Wednesday, December 16, 2015

The Mad Historian's Athenaeum, Vol. 1, No. 24


Today is the 242nd anniversary of the Boston Tea Party. I do not have any reviews of Benjamin Labaree's books as of yet, so I will celebrate with a review of a book that does deal with some of the people that played a role in the American Revolution in the Massachusetts area as well as others.



Alfred F. Young, Gary B. Nash, and Ray Raphael. Revolutionary Founders: Rebels, Radicals, and Reformers in the Making of a Nation. New York: Alfred A Knopf, 2011. 452 pp.


            Most Americans have a general idea of what the American Revolution was regardless of whether or not they understand the fine details of how it began and what followed afterwards. Few Americans know the men and women they will encounter in reading this collection of twenty-two essays penned by many of the leading historians of this period. In many ways these individuals had just as great a role in the founding of the US as the men who most consider to be Founders such as John Adams, George Washington, and Benjamin Franklin. Although they are hardly known to the people of today, these individuals were the ones who helped start the Revolution, sustain it during the long years of combat, and determine the future direction of the new nation.

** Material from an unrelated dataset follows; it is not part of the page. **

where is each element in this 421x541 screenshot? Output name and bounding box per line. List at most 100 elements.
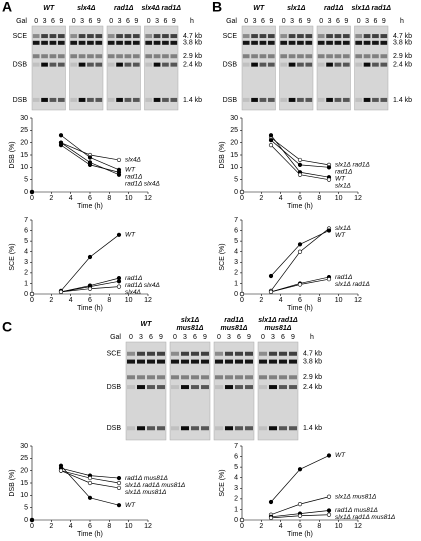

            The late Alfred F. Young, esteemed historian from Northern Illinois University begins the book with an essay on Ebenezer Mackintosh, the leader of the mobs that resisted the Stamp Act in 1765 in the streets of Boston. The tone of the book is set by this essay as Young explores the role of the common people in the Revolution. Without the support of the people there would have been no Revolution and no United States created in 1776. Yet, the people were not united in their actions nor were the men who are remembered as Founders on the national and state levels. In many cases the actions of the people led those men into supporting the Revolution. Unfortunately the common men would be forgotten or marginalized by the more well known men who took over the reins of the revolutionary effort. 

            Men like Ebenezer Mackintosh, Timothy Bigelow, and Joseph Plumb Martin along with black men and women both free and enslaved played prominent roles in their part of the Revolution along with Native Americans. All levels of colonial society was affected by the events that took place and despite the attempts by many to prevent change on a large scale, social, political, economic, cultural, and even religious change occurred on a massive level as the Revolution set the former British colonies on a different tangent than the home country. In reading these essays the reader can begin to develop an inkling of why historians like Gordon Wood think the period of the greatest change in the US came after the Revolution during the years of the Early Republic era. 

            These are certainly not all of the legions of forgotten patriots who put everything on the line during these years. If there is a drawback to this book it is that it doesn’t weave the essays into a grand narrative of US history although after each essay there is a section for further reading detailing additional sources to explore regarding the events and people brought up in that particular essay. What is interesting is that each historian has their own input on what was going on concerning the subject their essay was about so that the reader will begin to understand there are still many differing opinions on what exactly was going on in that time and how the individuals portrayed in that essay were both reacting to and participating in it. 
 
            For readers more familiar with the short topic form of literature the length of the essays here will fit them perfectly. They average 15 to 20 pages each and are compact enough to provide useful readings for both high school and college courses in addition to local historical society meetings. Even social organizations would find something to like in these essays. The essay by Richard S. Newman covers Prince Hall and the founding of Prince Hall Freemasonry in the United States which just naturally impels the reader to look up more information on that subject.  

            The essays that deal with events following the Revolution are poignant in that they cover subjects which have been debated throughout our nation’s history such as taxation, the unequal distribution of wealth, religion, the relationship between federal and state government, and the role of the people within both the state and federal governments. The reader should begin to understand that these essays deal with a time that is lost to the modern world and was experiencing massive upheavals in every aspect of life from top to bottom as the people began the world over again as Thomas Paine said. The men and women in these essays were the ones that helped bring that event about as well as determining the shape of things to come for their posterity.